Теперь, она могла расслабиться. Стук колес, то ускоряясь, то замедляясь, сначала перебивал мысли Евгении, но потом они вошли в резонанс и уже существовали в одном ритме. В её голове мелькали события последних четырех месяцев. Девушка проводила ревизию всех событий, оценивала их и пыталась сделать выводы и разобраться, не ошиблась ли она, сбежав от семьи.

Во-первых, сдала сессию, забрала документы из института под предлогом того, что выходит замуж. В деканате покрутили у виска, но документы отдали. Во-вторых, нашла ВУЗ, в который готовы принять на бюджет и досдать нужно будет всего пять предметов, зато универ престижней. И общежитие у них есть. В-третьих, решила все финансовые вопросы, в том числе написала для отца отказ на право наследования его имущества. Выписалась из квартиры родителей. И все это провернула до получения нового паспорта.

Все сделала правильно. Оставаться чьей-то куклой не хотелось. Пренебрежение девушкой достигло критической точки. Для этих людей она стала лишь средством достижения целей. А уж после изнасилования Андроном, ей не то, что жить рядом с ними, оставаться на одной планете расхотелось.
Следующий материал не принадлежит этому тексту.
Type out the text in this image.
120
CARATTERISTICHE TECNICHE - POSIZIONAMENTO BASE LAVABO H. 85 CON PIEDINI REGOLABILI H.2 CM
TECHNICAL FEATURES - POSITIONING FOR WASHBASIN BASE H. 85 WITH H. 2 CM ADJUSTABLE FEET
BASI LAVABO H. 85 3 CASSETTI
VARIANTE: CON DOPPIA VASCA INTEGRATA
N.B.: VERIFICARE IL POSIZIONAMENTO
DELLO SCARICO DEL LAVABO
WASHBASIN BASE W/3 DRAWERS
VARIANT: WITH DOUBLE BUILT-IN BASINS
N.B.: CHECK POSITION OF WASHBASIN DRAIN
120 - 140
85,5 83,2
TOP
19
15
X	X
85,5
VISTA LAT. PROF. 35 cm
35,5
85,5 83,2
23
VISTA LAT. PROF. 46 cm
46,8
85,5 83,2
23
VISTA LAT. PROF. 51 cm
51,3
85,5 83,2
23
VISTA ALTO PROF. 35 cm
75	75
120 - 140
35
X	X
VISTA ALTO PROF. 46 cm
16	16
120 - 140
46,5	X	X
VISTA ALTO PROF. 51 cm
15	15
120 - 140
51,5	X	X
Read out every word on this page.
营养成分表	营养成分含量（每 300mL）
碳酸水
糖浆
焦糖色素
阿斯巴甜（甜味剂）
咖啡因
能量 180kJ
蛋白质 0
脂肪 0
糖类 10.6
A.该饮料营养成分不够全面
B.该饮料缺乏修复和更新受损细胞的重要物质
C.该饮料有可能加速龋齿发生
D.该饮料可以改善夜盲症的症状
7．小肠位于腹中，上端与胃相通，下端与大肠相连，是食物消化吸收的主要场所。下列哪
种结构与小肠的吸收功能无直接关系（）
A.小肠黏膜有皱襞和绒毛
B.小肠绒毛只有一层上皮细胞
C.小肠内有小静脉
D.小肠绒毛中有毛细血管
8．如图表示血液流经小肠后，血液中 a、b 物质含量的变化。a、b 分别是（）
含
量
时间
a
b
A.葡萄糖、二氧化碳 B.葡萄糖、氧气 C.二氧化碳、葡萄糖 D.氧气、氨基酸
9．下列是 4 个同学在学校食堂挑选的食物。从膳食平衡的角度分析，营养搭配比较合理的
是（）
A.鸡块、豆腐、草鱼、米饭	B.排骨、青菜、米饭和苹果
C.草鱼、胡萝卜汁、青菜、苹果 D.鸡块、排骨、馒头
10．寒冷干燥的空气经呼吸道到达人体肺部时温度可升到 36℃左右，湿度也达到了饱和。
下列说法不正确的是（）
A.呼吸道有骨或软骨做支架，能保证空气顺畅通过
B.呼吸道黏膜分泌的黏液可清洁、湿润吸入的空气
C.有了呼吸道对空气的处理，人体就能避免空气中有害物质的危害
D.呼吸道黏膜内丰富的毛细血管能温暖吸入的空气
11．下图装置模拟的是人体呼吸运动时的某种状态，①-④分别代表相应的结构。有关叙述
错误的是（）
Енька вспомнила вечер субботы 27 июля. «Это же надо, все судьбоносные события происходят со мной по субботам, — с горечью подумала девушка, — хорошо, что мама позвонила только на третьи сутки…»

До этого родители считали, что Енька «зависает» с Андроном и, по их словам, не хотели мешать. «А что, дело молодое, перед свадьбой полезное», — сказала мама. Как выяснилось из дальнейшего разговора, идея визита принадлежала Борису Малиновскому. Это была так называемая попытка сближения будущих супругов. Девушка заметила родителю, что никакого сближения не получилось, правда, детали уточнять не стала, так как рассказывать о случившемся она не планировала. Все равно не пожалеют, а то еще и виноватой сделают. Римма Малиновская почему-то решила, что Енька считает себя обделенной вниманием, и кинулась защищать жениха: «Ты неблагодарная, дочь! Мальчик старается на благо семьи, трудится, не покладая рук, чтобы обеспечить тебе достойную жизнь. Твой будущий супруг заработался, не смог вырваться, у него столько дел! А ты капризничаешь! Воспитанные девушки в твоем возрасте знают, чем себя занять, пока муж зарабатывает». Девушка почти не слушала эту отповедь, было противно, особенно про «достойную жизнь». Только угукала, наверное, даже, невпопад. А потом напомнила маме, что её, Евгению, забыли предупредить о визите жениха, поэтому она никого не ждала и, соответственно, ни на кого не обижается. «…А в квартире бабули я решила пожить временно, пока отрабатываю практику. Отсюда добираться ближе… Нет, помощь не нужна, и деньги тоже, да-да, попрошу Дрончика обо всем позаботится… Тоже целую, ага, тоже привет… Позвоню, когда будет время. Нет, ты сама не звони, можешь помешать…» — заливала красочным словоблудием Енька. Мама поверила.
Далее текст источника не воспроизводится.